Pesquisadores da Ufes utilizam IA
Um grupo de pesquisadores da Universidade Federal do Espírito Santo (Ufes) está utilizando a Inteligência Artificial e ferramentas de biologia computacional para acelerar a busca por novos medicamentos e melhorar diagnósticos.
Segundo a pós-doutora Débora Dummer Meira, professora e pesquisadora do Núcleo de Genética Humana e Molecular – vinculado ao Departamento de Ciências Biológicas e ao Programa de Pós-Graduação em Biotecnologia da Ufes –, a estratégia combina diferentes áreas do conhecimento.

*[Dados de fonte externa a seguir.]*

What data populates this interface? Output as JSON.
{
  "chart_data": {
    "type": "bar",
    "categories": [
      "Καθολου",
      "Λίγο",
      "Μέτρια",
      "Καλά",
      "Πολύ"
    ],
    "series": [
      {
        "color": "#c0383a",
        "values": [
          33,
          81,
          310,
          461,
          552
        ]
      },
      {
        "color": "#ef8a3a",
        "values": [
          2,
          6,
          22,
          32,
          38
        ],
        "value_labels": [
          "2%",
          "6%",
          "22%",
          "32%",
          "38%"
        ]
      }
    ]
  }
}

Ela pode trazer avanços importantes em doenças como o câncer, além de abrir caminhos para a chamada bioeconomia azul e verde – que aproveita recursos do mar e da natureza de forma sustentável.
No primeiro passo, segundo a professora, que tem ao lado as alunas Isabele Pavan e Débora Barbosa, a IA analisa grandes bancos de dados biológicos em busca de alvos moleculares que podem ser úteis no desenvolvimento de remédios.
Esses resultados, explica Débora, são depois integrados a estudos que mostram como as proteínas interagem no organismo, ajudando a entender melhor os processos envolvidos em várias doenças.
Além disso, o grupo vem utilizando programas de bioinformática para simular como moléculas podem interagir com alvos no organismo, prever possíveis efeitos colaterais e avaliar se candidatos a novos fármacos têm chances de sucesso.
Processo é de custo elevado
Para que um medicamento seja produzido, além do tempo prolongado, o processo também tem custo elevado.
“O processo é de altíssimo custo, podendo atingir a casa de bilhões de dólares, sem a certeza final de que um novo medicamento vai chegar à comercialização, pois ele pode apresentar problemas durante o seu desenvolvimento (ausência de eficácia e/ou segurança) e não ser aprovado para comercialização”, esclarece a CEO do Cedoes, Centro de Pesquisa Clínica, Irani Francischetto.
Em média, segundo Irani, apenas 12% dos medicamentos em desenvolvimento serão aprovados para comercialização. “Muito investimento e tempo são desperdiçados no meio do caminho”.
“A pandemia de covid expôs o quanto precisamos ser mais ágeis e eficientes na descoberta de novos antimicrobianos e vacinas para contenção de novos agentes infecciosos emergentes”.
Com a Inteligência Artificial, a neurologista e pesquisadora Alyne Mendonça aponta que os testes de triagem virtual podem substituir os testes de laboratório, que são “expressivamente mais caros”.
“Além disso, a identificação de alvos terapêuticos por IA pode direcionar recursos de maneira mais produtiva, reduzindo os custos envolvidos e os valores dos produtos”.
A IA, aponta a pós- doutora Débora Dummer Meira, também tem sido usada para reaproveitar medicamentos já existentes, descobrindo novas aplicações para eles, uma estratégia conhecida como “reposicionamento de fármacos”.